D.H. Brown released the results of its third Linux Function Review, comparing SuSE Linux Enterprise Server, Red Hat Advanced Server and Debian GNU/Linux against top Unix systems.

Leading Linux distributions have matured to the point where requirements for new features and functions have been overshadowed by the need to tune the operating system for scalability and other enterprise necessities.

But, as Linux continues to make rapid gains and inches its way toward data center ubiquity, the specter of Unix continues to loom large.

Research and consulting firm D.H. Brown Associates Inc. released the results of its third Linux Function Review last week. The report shows the gains made by Linux since the last review, in 2001, as well as the gaps that still exists between Linux and Unix when it comes to enterprise readiness.

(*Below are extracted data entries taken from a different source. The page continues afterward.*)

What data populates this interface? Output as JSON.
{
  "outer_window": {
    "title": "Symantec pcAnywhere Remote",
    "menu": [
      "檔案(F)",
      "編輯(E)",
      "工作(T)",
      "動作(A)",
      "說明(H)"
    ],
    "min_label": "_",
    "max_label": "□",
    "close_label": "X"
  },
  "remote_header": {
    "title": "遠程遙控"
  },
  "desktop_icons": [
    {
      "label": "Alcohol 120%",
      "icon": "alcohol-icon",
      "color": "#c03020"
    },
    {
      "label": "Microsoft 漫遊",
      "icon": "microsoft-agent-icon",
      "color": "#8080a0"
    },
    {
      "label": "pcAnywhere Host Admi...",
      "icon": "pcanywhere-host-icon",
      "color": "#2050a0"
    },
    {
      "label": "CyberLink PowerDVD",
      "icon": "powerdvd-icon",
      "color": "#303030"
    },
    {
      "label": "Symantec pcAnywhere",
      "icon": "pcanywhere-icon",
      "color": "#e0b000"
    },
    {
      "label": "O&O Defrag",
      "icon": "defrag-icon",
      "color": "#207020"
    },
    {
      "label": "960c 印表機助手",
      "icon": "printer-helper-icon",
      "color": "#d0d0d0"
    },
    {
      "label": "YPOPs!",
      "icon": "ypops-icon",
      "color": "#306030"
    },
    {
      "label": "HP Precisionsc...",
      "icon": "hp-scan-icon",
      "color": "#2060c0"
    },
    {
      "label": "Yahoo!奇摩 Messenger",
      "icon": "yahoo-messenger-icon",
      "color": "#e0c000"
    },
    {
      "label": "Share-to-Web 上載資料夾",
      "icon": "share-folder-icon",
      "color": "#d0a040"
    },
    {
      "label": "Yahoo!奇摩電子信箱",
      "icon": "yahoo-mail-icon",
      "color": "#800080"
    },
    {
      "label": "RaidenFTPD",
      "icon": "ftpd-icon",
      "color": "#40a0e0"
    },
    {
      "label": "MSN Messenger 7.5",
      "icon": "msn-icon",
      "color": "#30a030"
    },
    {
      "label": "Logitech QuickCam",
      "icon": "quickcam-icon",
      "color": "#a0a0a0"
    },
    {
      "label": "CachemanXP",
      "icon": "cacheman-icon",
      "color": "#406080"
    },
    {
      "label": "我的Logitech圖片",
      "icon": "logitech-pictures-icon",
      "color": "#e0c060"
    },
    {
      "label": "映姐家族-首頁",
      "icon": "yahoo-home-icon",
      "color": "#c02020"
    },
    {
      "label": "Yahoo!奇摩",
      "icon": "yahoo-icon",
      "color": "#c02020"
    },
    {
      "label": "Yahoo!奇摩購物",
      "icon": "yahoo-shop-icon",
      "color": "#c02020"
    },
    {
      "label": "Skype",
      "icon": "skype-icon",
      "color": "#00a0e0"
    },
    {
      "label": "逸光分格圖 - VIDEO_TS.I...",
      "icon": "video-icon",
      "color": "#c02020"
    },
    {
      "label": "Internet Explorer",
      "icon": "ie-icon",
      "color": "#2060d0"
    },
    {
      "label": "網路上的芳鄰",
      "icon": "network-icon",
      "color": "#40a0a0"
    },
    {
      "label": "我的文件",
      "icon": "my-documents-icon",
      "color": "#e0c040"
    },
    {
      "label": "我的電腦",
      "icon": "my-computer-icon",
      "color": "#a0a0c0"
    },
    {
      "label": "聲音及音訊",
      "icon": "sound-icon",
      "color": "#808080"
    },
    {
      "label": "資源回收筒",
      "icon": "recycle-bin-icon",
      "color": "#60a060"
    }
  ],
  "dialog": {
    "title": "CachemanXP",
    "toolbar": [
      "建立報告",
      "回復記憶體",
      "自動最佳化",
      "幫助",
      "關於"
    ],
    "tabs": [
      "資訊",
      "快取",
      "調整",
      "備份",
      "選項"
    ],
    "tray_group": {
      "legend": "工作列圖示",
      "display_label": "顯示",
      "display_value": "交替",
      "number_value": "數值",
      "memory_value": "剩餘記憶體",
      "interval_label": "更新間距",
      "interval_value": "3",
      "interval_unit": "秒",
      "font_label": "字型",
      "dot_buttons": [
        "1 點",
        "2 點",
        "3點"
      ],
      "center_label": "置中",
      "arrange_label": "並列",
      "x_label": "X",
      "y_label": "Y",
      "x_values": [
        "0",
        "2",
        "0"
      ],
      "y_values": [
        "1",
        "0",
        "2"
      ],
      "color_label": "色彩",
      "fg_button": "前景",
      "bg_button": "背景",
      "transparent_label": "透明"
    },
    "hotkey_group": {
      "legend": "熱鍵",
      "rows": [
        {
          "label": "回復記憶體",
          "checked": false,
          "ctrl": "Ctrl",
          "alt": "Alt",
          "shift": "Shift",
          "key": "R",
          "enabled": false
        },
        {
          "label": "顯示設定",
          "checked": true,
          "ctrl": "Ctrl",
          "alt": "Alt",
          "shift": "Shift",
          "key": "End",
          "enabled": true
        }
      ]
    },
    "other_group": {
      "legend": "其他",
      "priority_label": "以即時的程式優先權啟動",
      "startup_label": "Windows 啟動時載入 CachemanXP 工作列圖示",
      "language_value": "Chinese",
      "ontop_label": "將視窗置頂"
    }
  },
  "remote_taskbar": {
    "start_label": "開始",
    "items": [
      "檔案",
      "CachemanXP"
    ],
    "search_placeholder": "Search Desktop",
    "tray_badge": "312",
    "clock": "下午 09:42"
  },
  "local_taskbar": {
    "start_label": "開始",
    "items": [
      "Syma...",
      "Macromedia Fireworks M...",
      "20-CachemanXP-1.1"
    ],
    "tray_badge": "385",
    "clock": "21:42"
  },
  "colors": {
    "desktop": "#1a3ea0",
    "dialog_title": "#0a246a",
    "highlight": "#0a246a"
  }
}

Review author Tony Iams, vice president and research director, evaluated SuSE Linux Enterprise Server 8, Red Hat Advanced Server 2.1 and Debian GNU/Linux 3.0. He rated each for its support of 167 items in five areas: scalability; reliability, availability and serviceability (RAS); system management; Internet and Web application services; and directory and security services. The three Linux distributions, which are all based on Linux kernel 2.4, were compared with the leading Unix systems: AIX 5L 5.2; HP-UX 11i; Solaris 9; Tru64 Unix 5.1; and UnixWare 7.1.3.

Iams expects another review upon release of the 2.6 kernel. In the meantime, SuSE Linux Enterprise Server 8 either tied or surpassed Red Hat in every category, with particular gains in system management, Internet and Web application services, and directory and security services. Debian GNU/Linux 3.0, meanwhile, was a steady third in every category, tying for second in a few places. While all of the Linux distributions evaluated surpassed the weakest Unix systems, none measured up to the leading Unix systems.

SuSE and Red Hat were neck-and-neck in scalability, piggy-backing on the 2.4 kernel's improvements in share-memory multiprocessing (SMP). Iams noted strong benchmarks on eight-way SMP servers including SAP-SD and SpecWEB99. SuSE supports IBM's pSeries p690 server, which scales to 32 Power processors in SMP. Hewlett-Packard Co. also posted strong database TPC/C benchmarks with an eight-node Red Hat cluster and Oracle 9i. Unix, however, continues to hold the edge in enterprise server scalability and workloads.

The Linux systems also made inroads in stability, with Red Hat Advanced Server benefiting from its high-availability clustering technology and SuSE benefiting from its ability to integrate with partitioning technology on IBM pSeries and iSeries servers. But the review points out that Unix still leads in stability and reliability.

SuSE led in system management because of its YaST2 administrative tool and its support for Logical Volume Management (LVM). It is also the only distribution to include an advanced event logging system. Red Hat does not include the LVM functionality, but it did score with its multisystem management capabilities of the Web-based Red Hat Network management services.

Iams also noted Linux's support for Web applications. He said the distributions have better support for advanced Internet protocols than many Unix systems. Red Hat and SuSE scored well because of their ability to support leading J2EE application servers.

As for the directory and security services evaluation, Iams said the three systems include LDAP servers and provide a degree of LDAP integration with operating system services. Unix systems, however, have the edge in advanced directory features, including the ability to virtually store system and application information in LDAP directories, which simplifies management. Unix systems, meanwhile, feature Role-Based Access Control features and many hardened versions that are government certified.

Iams said that, with the Linux 2.6 kernel, he expects improvements in vertical scalability and mainframe reliability. SuSE's "victory" in this review, meanwhile, was attributed to the distributor's inclination to aggressively introduce new functions, Iams said.

"SuSE supports high-end SMP hardware and, with its volume management capabilities, it can manage large amounts of storage," Iams said. "SuSE products have better volume management capabilities today. With the 2.6 kernel, they will all have it. SuSE today has better out-of-the-box storage management."